In any consumables market, producers rely on consumers to use their products in order to create continuing demand. In the petroleum and food industries, to cite two examples, demand is maintained by the burning of fuel and the consumption of foodstuffs. The reasons are elementary: Cars cannot run without gasoline, and people cannot survive without food; therefore, those industries don't have to convince consumers of the necessity for their products. (There is, of course, much competition within these industries, but the basic demands of the market remain the same. People need food, and cars—for the most part—need gasoline.)
Not so, pharmaceuticals. Despite the cost and time involved in getting diagnosed, 50 to 60 percent of patients are noncompliant with their medication regimens, including one-quarter that never even fill their prescriptions to begin with. Reasons for noncompliance run the gamut from high costs of copay to lack of visible symptoms or benefits to (believe it or not) difficulty opening a pill bottle. But by far the most often cited reason for patients not following their treatment regimen is simply that they forget to take their medication. How often does that happen with food?
And the costs are staggering. Some estimates put the price of prescription noncompliance as high as $300 billion, with one-third of that bill coming from hospitalizations, emergency room visits, and repeat physician visits.
Yet according to Andrèe Bates, managing director of Eularis, pharmaceutical companies spend 97 percent of their marketing budgets to capture initial market share. But with fewer blockbusters coming out of the pipeline and the patent cliff looming in 2011 and beyond, revenues from first time users are going to slow to a trickle. Bates points out that because it costs six times as much to attract a new patient as it does to retain a current patient, it only makes sense that manufacturers focus on increasing yields through better patient compliance.
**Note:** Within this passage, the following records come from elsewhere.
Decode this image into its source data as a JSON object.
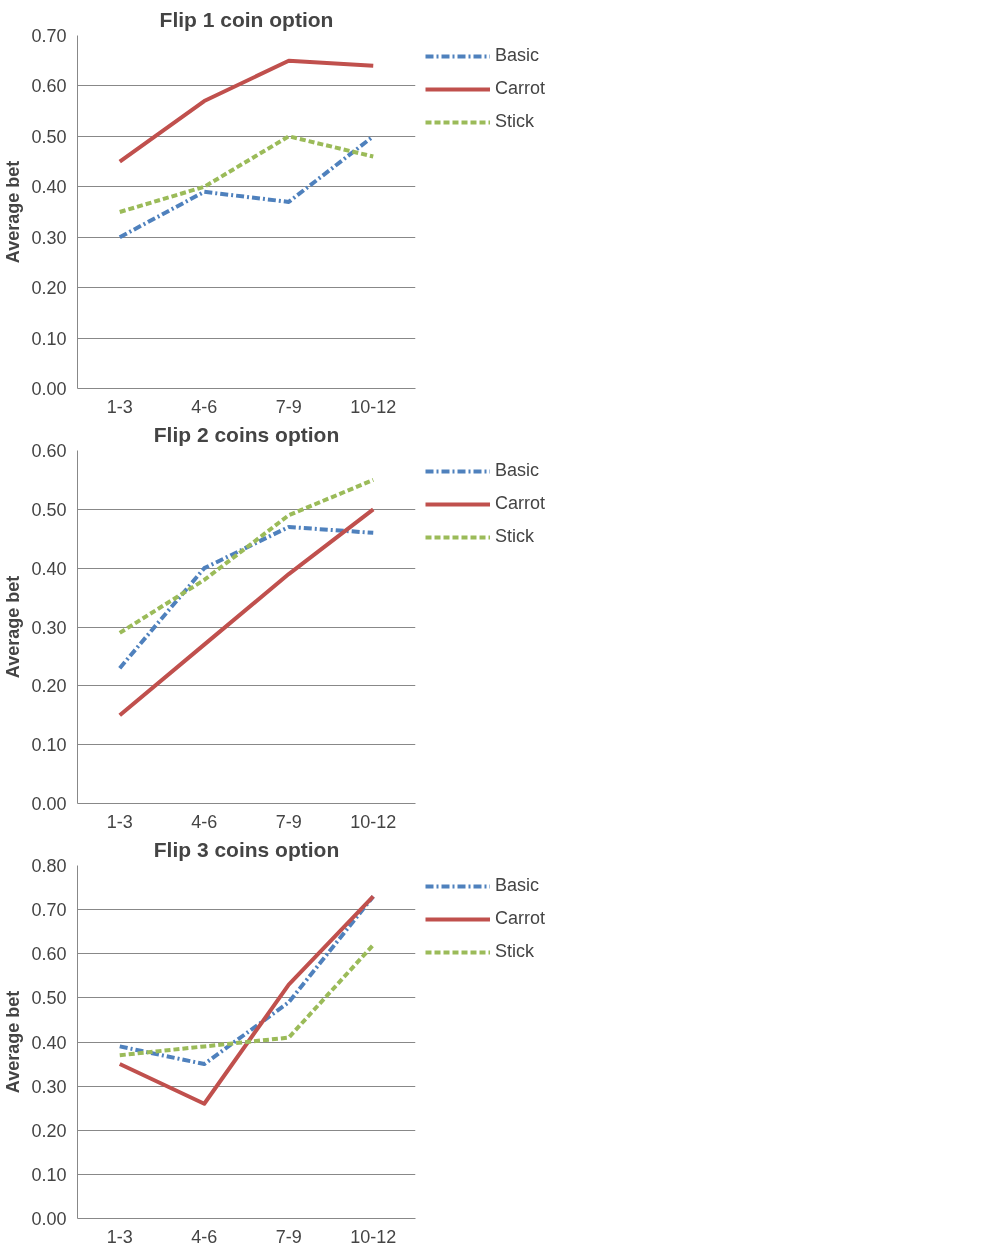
{
  "chart_data": [
    {
      "type": "line",
      "title": "Flip 1 coin option",
      "ylabel": "Average bet",
      "categories": [
        "1-3",
        "4-6",
        "7-9",
        "10-12"
      ],
      "ylim": [
        0,
        0.7
      ],
      "yticks": [
        {
          "value": 0,
          "label": "0.00"
        },
        {
          "value": 0.1,
          "label": "0.10"
        },
        {
          "value": 0.2,
          "label": "0.20"
        },
        {
          "value": 0.3,
          "label": "0.30"
        },
        {
          "value": 0.4,
          "label": "0.40"
        },
        {
          "value": 0.5,
          "label": "0.50"
        },
        {
          "value": 0.6,
          "label": "0.60"
        },
        {
          "value": 0.7,
          "label": "0.70"
        }
      ],
      "grid": "y",
      "legend": "right",
      "marker": "none",
      "series": [
        {
          "name": "Basic",
          "color": "#4f81bd",
          "line_style": "dotted",
          "values": [
            0.3,
            0.39,
            0.37,
            0.5
          ]
        },
        {
          "name": "Carrot",
          "color": "#c0504d",
          "line_style": "solid",
          "values": [
            0.45,
            0.57,
            0.65,
            0.64
          ]
        },
        {
          "name": "Stick",
          "color": "#9bbb59",
          "line_style": "dashed",
          "values": [
            0.35,
            0.4,
            0.5,
            0.46
          ]
        }
      ]
    },
    {
      "type": "line",
      "title": "Flip 2 coins option",
      "ylabel": "Average bet",
      "categories": [
        "1-3",
        "4-6",
        "7-9",
        "10-12"
      ],
      "ylim": [
        0,
        0.6
      ],
      "yticks": [
        {
          "value": 0,
          "label": "0.00"
        },
        {
          "value": 0.1,
          "label": "0.10"
        },
        {
          "value": 0.2,
          "label": "0.20"
        },
        {
          "value": 0.3,
          "label": "0.30"
        },
        {
          "value": 0.4,
          "label": "0.40"
        },
        {
          "value": 0.5,
          "label": "0.50"
        },
        {
          "value": 0.6,
          "label": "0.60"
        }
      ],
      "grid": "y",
      "legend": "right",
      "marker": "none",
      "series": [
        {
          "name": "Basic",
          "color": "#4f81bd",
          "line_style": "dotted",
          "values": [
            0.23,
            0.4,
            0.47,
            0.46
          ]
        },
        {
          "name": "Carrot",
          "color": "#c0504d",
          "line_style": "solid",
          "values": [
            0.15,
            0.27,
            0.39,
            0.5
          ]
        },
        {
          "name": "Stick",
          "color": "#9bbb59",
          "line_style": "dashed",
          "values": [
            0.29,
            0.38,
            0.49,
            0.55
          ]
        }
      ]
    },
    {
      "type": "line",
      "title": "Flip 3 coins option",
      "ylabel": "Average bet",
      "categories": [
        "1-3",
        "4-6",
        "7-9",
        "10-12"
      ],
      "ylim": [
        0,
        0.8
      ],
      "yticks": [
        {
          "value": 0,
          "label": "0.00"
        },
        {
          "value": 0.1,
          "label": "0.10"
        },
        {
          "value": 0.2,
          "label": "0.20"
        },
        {
          "value": 0.3,
          "label": "0.30"
        },
        {
          "value": 0.4,
          "label": "0.40"
        },
        {
          "value": 0.5,
          "label": "0.50"
        },
        {
          "value": 0.6,
          "label": "0.60"
        },
        {
          "value": 0.7,
          "label": "0.70"
        },
        {
          "value": 0.8,
          "label": "0.80"
        }
      ],
      "grid": "y",
      "legend": "right",
      "marker": "none",
      "series": [
        {
          "name": "Basic",
          "color": "#4f81bd",
          "line_style": "dotted",
          "values": [
            0.39,
            0.35,
            0.49,
            0.73
          ]
        },
        {
          "name": "Carrot",
          "color": "#c0504d",
          "line_style": "solid",
          "values": [
            0.35,
            0.26,
            0.53,
            0.73
          ]
        },
        {
          "name": "Stick",
          "color": "#9bbb59",
          "line_style": "dashed",
          "values": [
            0.37,
            0.39,
            0.41,
            0.62
          ]
        }
      ]
    }
  ]
}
And in fact, many pharma companies are directing their attention toward improved patient compliance. In "Hard Pill to Swallow," page 30, News & Online Editor George Koroneos takes a look at some of the most innovative and effective patient compliance programs in the industry, utilizing strategies such as peer-to-peer outreach, online social media, and physician education. Through these programs, manufacturers are taking steps to meet the future needs of patients and the pharmaceutical industry.
As many of you know, Pharm Exec's longtime editor, Patrick Clinton, recently left to take a position at Oliver Wyman consulting. After an extensive search, we are pleased to announce that William Looney has accepted the position of editor-in-chief, and will take the helm effective August 4.
Bill comes to us from Pfizer, where he served as a senior director on the public affairs and global public policy team. Prior to that, he served a stint as a manager at Warner-Lambert, and held various editorial positions at The Economist Group, including senior editor at The Economist Intelligence Unit. He has a unique reputation in the biopharmaceutical industry as a communicator with strong content expertise, and brings a distinctive, global perspective to the magazine, along with a powerful voice to address the challenges pharma faces at this critical juncture in its history.
Look for Bill's first editorial in the September issue of Pharmaceutical Executive.